We read with interest the article titled “Spectral-Domain Optical Coherence Tomography of Subretinal Hyperreflective Exudation in Myopic Choroidal Neovascularization” by Bruyère and associates. The authors investigated a series of myopic choroidal neovascularization (CNV) patients with subretinal hyperreflective exudation and performed both qualitative and quantitative assessments of the lesion before and after intravitreal anti–vascular endothelial growth factor (anti-VEGF) injections. Subretinal hyperreflective exudation seemed to correlate well with onset of myopic CNV and may be a useful spectral-domain optical coherence tomography (SD OCT) indicator to prompt for fluorescein angiography (FA) to confirm onset or reactivation of myopic CNV, as well as for monitoring treatment response.

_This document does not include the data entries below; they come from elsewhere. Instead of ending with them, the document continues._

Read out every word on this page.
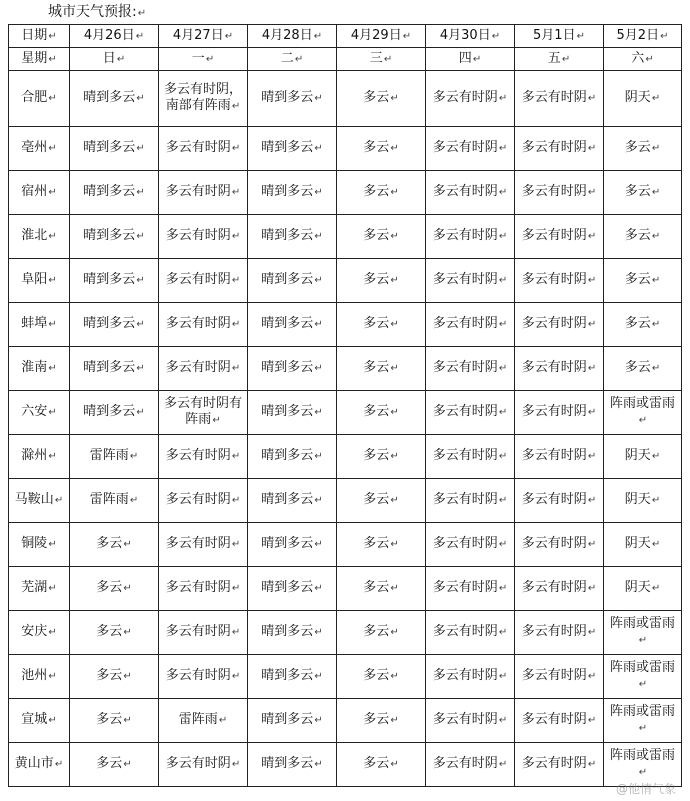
城市天气预报:↵
日期↵	4月26日↵	4月27日↵	4月28日↵	4月29日↵	4月30日↵	5月1日↵	5月2日↵
星期↵	日↵	一↵	二↵	三↵	四↵	五↵	六↵
合肥↵	晴到多云↵	多云有时阴，南部有阵雨↵	晴到多云↵	多云↵	多云有时阴↵	多云有时阴↵	阴天↵
亳州↵	晴到多云↵	多云有时阴↵	晴到多云↵	多云↵	多云有时阴↵	多云有时阴↵	多云↵
宿州↵	晴到多云↵	多云有时阴↵	晴到多云↵	多云↵	多云有时阴↵	多云有时阴↵	多云↵
淮北↵	晴到多云↵	多云有时阴↵	晴到多云↵	多云↵	多云有时阴↵	多云有时阴↵	多云↵
阜阳↵	晴到多云↵	多云有时阴↵	晴到多云↵	多云↵	多云有时阴↵	多云有时阴↵	多云↵
蚌埠↵	晴到多云↵	多云有时阴↵	晴到多云↵	多云↵	多云有时阴↵	多云有时阴↵	多云↵
淮南↵	晴到多云↵	多云有时阴↵	晴到多云↵	多云↵	多云有时阴↵	多云有时阴↵	多云↵
六安↵	晴到多云↵	多云有时阴有阵雨↵	晴到多云↵	多云↵	多云有时阴↵	多云有时阴↵	阵雨或雷雨↵
滁州↵	雷阵雨↵	多云有时阴↵	晴到多云↵	多云↵	多云有时阴↵	多云有时阴↵	阴天↵
马鞍山↵	雷阵雨↵	多云有时阴↵	晴到多云↵	多云↵	多云有时阴↵	多云有时阴↵	阴天↵
铜陵↵	多云↵	多云有时阴↵	晴到多云↵	多云↵	多云有时阴↵	多云有时阴↵	阴天↵
芜湖↵	多云↵	多云有时阴↵	晴到多云↵	多云↵	多云有时阴↵	多云有时阴↵	阴天↵
安庆↵	多云↵	多云有时阴↵	晴到多云↵	多云↵	多云有时阴↵	多云有时阴↵	阵雨或雷雨↵
池州↵	多云↵	多云有时阴↵	晴到多云↵	多云↵	多云有时阴↵	多云有时阴↵	阵雨或雷雨↵
宣城↵	多云↵	雷阵雨↵	晴到多云↵	多云↵	多云有时阴↵	多云有时阴↵	阵雨或雷雨↵
黄山市↵	多云↵	多云有时阴↵	晴到多云↵	多云↵	多云有时阴↵	多云有时阴↵	阵雨或雷雨↵
@他情气象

In the study, 31 highly myopic eyes that showed subretinal hyperreflective exudation with subsequent FA confirmation of myopic CNV were included. It would be helpful to the readers if the authors provide the number of myopic CNV cases without the detection of subretinal hypperreflective exudation from their center. According to the study, the subretinal hypperreflective exudation seemed to be a specific sign for myopic CNV onset and reactivation; however, we do not know its sensitivity for diagnosing active myopic CNV.
The mean age of patients in this study was older (63 years) when compared with a review of most publications on myopic CNV. CNV associated with age-related macular degeneration (AMD) tended to be larger than CNV in young highly myopic subjects. There were no data regarding the size of CNV from this study and whether the size of CNV was correlated with the presence and dimensions of subretinal hyperreflective exudation. It could be that the accompanying subfoveal hypperreflective exudation in myopic CNV was also tiny, rendering it less sensitive to detection when compared with AMD patients. Furthermore, the size of myopic CNV had been shown to be a strong predictor of visual outcomes after anti-VEGF treatment. It would be interesting to find out if the size and regression of subretinal hypperreflective exudation can be a prognostic factor for functional outcome, myopic CNV recurrence, and the number of injections required.
The scan protocol performed in the study using a dense macular cube 49-line raster with 20 μm interline spacing could be time consuming and required the patient’s eye to fixate steadily. The mean spherical equivalent refractive error in this study was −12.8 diopters (D), and steep curvatures were commonly observed in OCT images of posterior poles in high myopes (< −8D). Acquisition artifacts may hinder the quality of OCT images in highly myopic subjects because of the extreme axial length and steep curvature of the posterior staphyloma frequently observed with myopic CNV occurrence. It would be useful if the authors could provide information on the quality of OCT images included in the study, and how to obtain proper sequential alignment for accurate longitudinal quantitative analysis of the subretinal hyperreflective exudation in highly myopic eyes.